Der Sound aus Brooklyn
Die M-Base schrieb ein Stück Jazzgeschichte
(1994)

Von Hans-Jürgen Schaal

Auf der Suche nach den Wurzeln stoße ich auf Doug Hammond, einen Schlagzeuger, der mit James Blood Ulmer und Charles Mingus spielte und seit vielen Jahren in Linz in Österreich lebt. Hammonds Quartettplatte "Spaces" von 1982 wurde von Steve Coleman vor zwei Jahren wiederaufgelegt - als Tribut an seinen Lehrmeister. Coleman verrät nicht, wieviel er ihm verdankt, aber wir hören es: Mit Doug Hammond begann die M-Base.

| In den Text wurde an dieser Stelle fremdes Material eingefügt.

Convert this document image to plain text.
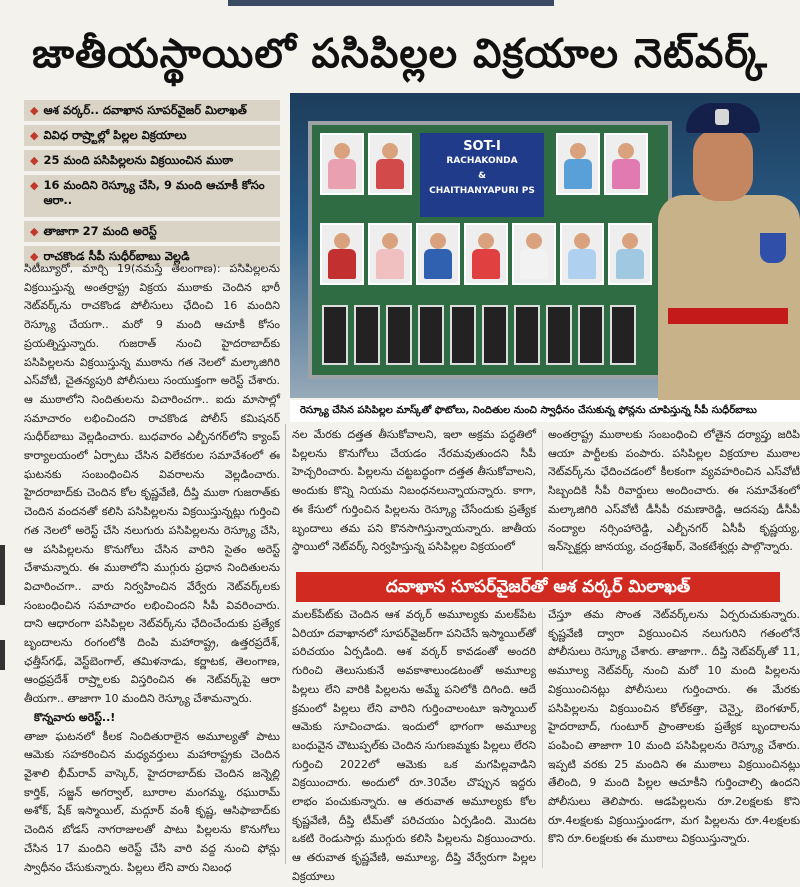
జాతీయస్థాయిలో పసిపిల్లల విక్రయాల నెట్‌వర్క్
◆ ఆశ వర్కర్‌.. దవాఖాన సూపర్‌వైజర్‌ మిలాఖత్‌
◆ వివిధ రాష్ర్టాల్లో పిల్లల విక్రయాలు
◆ 25 మంది పసిపిల్లలను విక్రయించిన ముఠా
◆ 16 మందిని రెస్క్యూ చేసి, 9 మంది ఆచూకీ కోసం ఆరా..
◆ తాజాగా 27 మంది అరెస్ట్‌
◆ రాచకొండ సీపీ సుధీర్‌బాబు వెల్లడి

సిటీబ్యూరో, మార్చి 19(నమస్తే తెలంగాణ): పసిపిల్లలను విక్రయిస్తున్న అంతర్రాష్ట్ర విక్రయ ముఠాకు చెందిన భారీ నెట్‌వర్క్‌ను రాచకొండ పోలీసులు ఛేదించి 16 మందిని రెస్క్యూ చేయగా.. మరో 9 మంది ఆచూకీ కోసం ప్రయత్నిస్తున్నారు. గుజరాత్‌ నుంచి హైదరాబాద్‌కు పసిపిల్లలను విక్రయిస్తున్న ముఠాను గత నెలలో మల్కాజిగిరి ఎస్‌వోటీ, చైతన్యపురి పోలీసులు సంయుక్తంగా అరెస్ట్‌ చేశారు. ఆ ముఠాలోని నిందితులను విచారించగా.. ఐదు మాసాల్లో సమాచారం లభించిందని రాచకొండ పోలీస్‌ కమిషనర్‌ సుధీర్‌బాబు వెల్లడించారు. బుధవారం ఎల్బీనగర్‌లోని క్యాంప్‌ కార్యాలయంలో ఏర్పాటు చేసిన విలేకరుల సమావేశంలో ఈ ఘటనకు సంబంధించిన వివరాలను వెల్లడించారు. హైదరాబాద్‌కు చెందిన కోల కృష్ణవేణి, దీప్తి ముఠా గుజరాత్‌కు చెందిన వందనతో కలిసి పసిపిల్లలను విక్రయిస్తున్నట్లు గుర్తించి గత నెలలో అరెస్ట్‌ చేసి నలుగురు పసిపిల్లలను రెస్క్యూ చేసి, ఆ పసిపిల్లలను కొనుగోలు చేసిన వారిని సైతం అరెస్ట్‌ చేశామన్నారు. ఈ ముఠాలోని ముగ్గురు ప్రధాన నిందితులను విచారించగా.. వారు నిర్వహించిన వేర్వేరు నెట్‌వర్క్‌లకు సంబంధించిన సమాచారం లభించిందని సీపీ వివరించారు. దాని ఆధారంగా పసిపిల్లల నెట్‌వర్క్‌ను ఛేదించేందుకు ప్రత్యేక బృందాలను రంగంలోకి దింపి మహారాష్ట్ర, ఉత్తరప్రదేశ్‌, ఛత్తీస్‌గఢ్‌, వెస్ట్‌బెంగాల్‌, తమిళనాడు, కర్ణాటక, తెలంగాణ, ఆంధ్రప్రదేశ్‌ రాష్ర్టాలకు విస్తరించిన ఈ నెట్‌వర్క్‌పై ఆరా తీయగా.. తాజాగా 10 మందిని రెస్క్యూ చేశామన్నారు.

కొన్నవారు అరెస్ట్‌..!

తాజా ఘటనలో కీలక నిందితురాలైన అమూల్యతో పాటు ఆమెకు సహకరించిన మధ్యవర్తులు మహారాష్ట్రకు చెందిన వైశాలి భీమ్‌రావ్‌ వాస్కెర్‌, హైదరాబాద్‌కు చెందిన జన్నెల్లి కార్తిక్‌, సజ్జన్‌ అగర్వాల్‌, బూరాల మంగమ్మ, రఘురామ్‌ అశోక్‌, షేక్‌ ఇస్మాయిల్‌, మద్గూర్‌ వంశీ కృష్ణ, ఆసిఫాబాద్‌కు చెందిన బోడస్‌ నాగరాజులతో పాటు పిల్లలను కొనుగోలు చేసిన 17 మందిని అరెస్ట్‌ చేసి వారి వద్ద నుంచి ఫోన్లు స్వాధీనం చేసుకున్నారు. పిల్లలు లేని వారు నిబంధ

SOT-I
RACHAKONDA
&
CHAITHANYAPURI PS
రెస్క్యూ చేసిన పసిపిల్లల మాస్క్‌తో ఫొటోలు, నిందితుల నుంచి స్వాధీనం చేసుకున్న ఫోన్లను చూపిస్తున్న సీపీ సుధీర్‌బాబు

నల మేరకు దత్తత తీసుకోవాలని, ఇలా అక్రమ పద్ధతిలో పిల్లలను కొనుగోలు చేయడం నేరమవుతుందని సీపీ హెచ్చరించారు. పిల్లలను చట్టబద్ధంగా దత్తత తీసుకోవాలని, అందుకు కొన్ని నియమ నిబంధనలున్నాయన్నారు. కాగా, ఈ కేసులో గుర్తించిన పిల్లలను రెస్క్యూ చేసేందుకు ప్రత్యేక బృందాలు తమ పని కొనసాగిస్తున్నాయన్నారు. జాతీయ స్థాయిలో నెట్‌వర్క్‌ నిర్వహిస్తున్న పసిపిల్లల విక్రయంలో

అంతర్రాష్ట్ర ముఠాలకు సంబంధించి లోతైన దర్యాప్తు జరిపి ఆయా పార్టీలకు పంపారు. పసిపిల్లల విక్రయాల ముఠాల నెట్‌వర్క్‌ను ఛేదించడంలో కీలకంగా వ్యవహరించిన ఎస్‌వోటీ సిబ్బందికి సీపీ రివార్డులు అందించారు. ఈ సమావేశంలో మల్కాజిగిరి ఎస్‌వోటీ డీసీపీ రమణారెడ్డి, ఆదనపు డీసీపీ నంద్యాల నర్సింహారెడ్డి, ఎల్బీనగర్‌ ఏసీపీ కృష్ణయ్య, ఇన్‌స్పెక్టర్లు జానయ్య, చంద్రశేఖర్‌, వెంకటేశ్వర్లు పాల్గొన్నారు.

దవాఖాన సూపర్‌వైజర్‌తో ఆశ వర్కర్‌ మిలాఖత్‌

మలక్‌పేట్‌కు చెందిన ఆశ వర్కర్‌ అమూల్యకు మలక్‌పేట ఏరియా దవాఖానలో సూపర్‌వైజర్‌గా పనిచేసే ఇస్మాయిల్‌తో పరిచయం ఏర్పడింది. ఆశ వర్కర్‌ కావడంతో అందరి గురించి తెలుసుకునే అవకాశాలుండటంతో అమూల్య పిల్లలు లేని వారికి పిల్లలను అమ్మే పనిలోకి దిగింది. ఆదే క్రమంలో పిల్లలు లేని వారిని గుర్తించాలంటూ ఇస్మాయిల్‌ ఆమెకు సూచించాడు. ఇందులో భాగంగా అమూల్య బంధువైన చౌటుప్పల్‌కు చెందిన సుగుణమ్మకు పిల్లలు లేరని గుర్తించి 2022లో ఆమెకు ఒక మగపిల్లవాడిని విక్రయించారు. అందులో రూ.30వేల చొప్పున ఇద్దరు లాభం పంచుకున్నారు. ఆ తరువాత అమూల్యకు కోల కృష్ణవేణి, దీప్తి టీమ్‌తో పరిచయం ఏర్పడింది. మొదట ఒకటి రెండుసార్లు ముగ్గురు కలిసి పిల్లలను విక్రయించారు. ఆ తరువాత కృష్ణవేణి, అమూల్య, దీప్తి వేర్వేరుగా పిల్లల విక్రయాలు

చేస్తూ తమ సొంత నెట్‌వర్క్‌లను ఏర్పరుచుకున్నారు. కృష్ణవేణి ద్వారా విక్రయించిన నలుగురిని గతంలోనే పోలీసులు రెస్క్యూ చేశారు. తాజాగా.. దీప్తి నెట్‌వర్క్‌తో 11, అమూల్య నెట్‌వర్క్‌ నుంచి మరో 10 మంది పిల్లలను విక్రయించినట్లు పోలీసులు గుర్తించారు. ఈ మేరకు పసిపిల్లలను విక్రయించిన కోల్‌కత్తా, చెన్నై, బెంగళూర్‌, హైదరాబాద్‌, గుంటూర్‌ ప్రాంతాలకు ప్రత్యేక బృందాలను పంపించి తాజాగా 10 మంది పసిపిల్లలను రెస్క్యూ చేశారు. ఇప్పటి వరకు 25 మందిని ఈ ముఠాలు విక్రయించినట్లు తేలింది, 9 మంది పిల్లల ఆచూకీని గుర్తించాల్సి ఉందని పోలీసులు తెలిపారు. ఆడపిల్లలను రూ.2లక్షలకు కొని రూ.4లక్షలకు విక్రయిస్తుండగా, మగ పిల్లలను రూ.4లక్షలకు కొని రూ.6లక్షలకు ఈ ముఠాలు విక్రయిస్తున్నారు.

Sie begann ohne all das, was ihr später die Schlagzeilen einbrachte: elektrischer Funk, HipHop, Synthesizer-Pop. Sie begann vielmehr mit verhexten Themen, schwierigen Metren, einer hirnlastigen Relaxtheit. Coleman brachte Hammonds Stücke wie "Perspicuity" und "Brother Ty" in die Band von Dave Holland mit und ging daran, Ähnliches zu komponieren: herausfordernde Saxophonlinien über eigenwilligen Rhythmen. "Cüd Ba-Rith", das er schon mit Hammond spielte, kehrt auf seiner Debütplatte "Motherland Pulse" wieder - provokant wie einst der Bebop.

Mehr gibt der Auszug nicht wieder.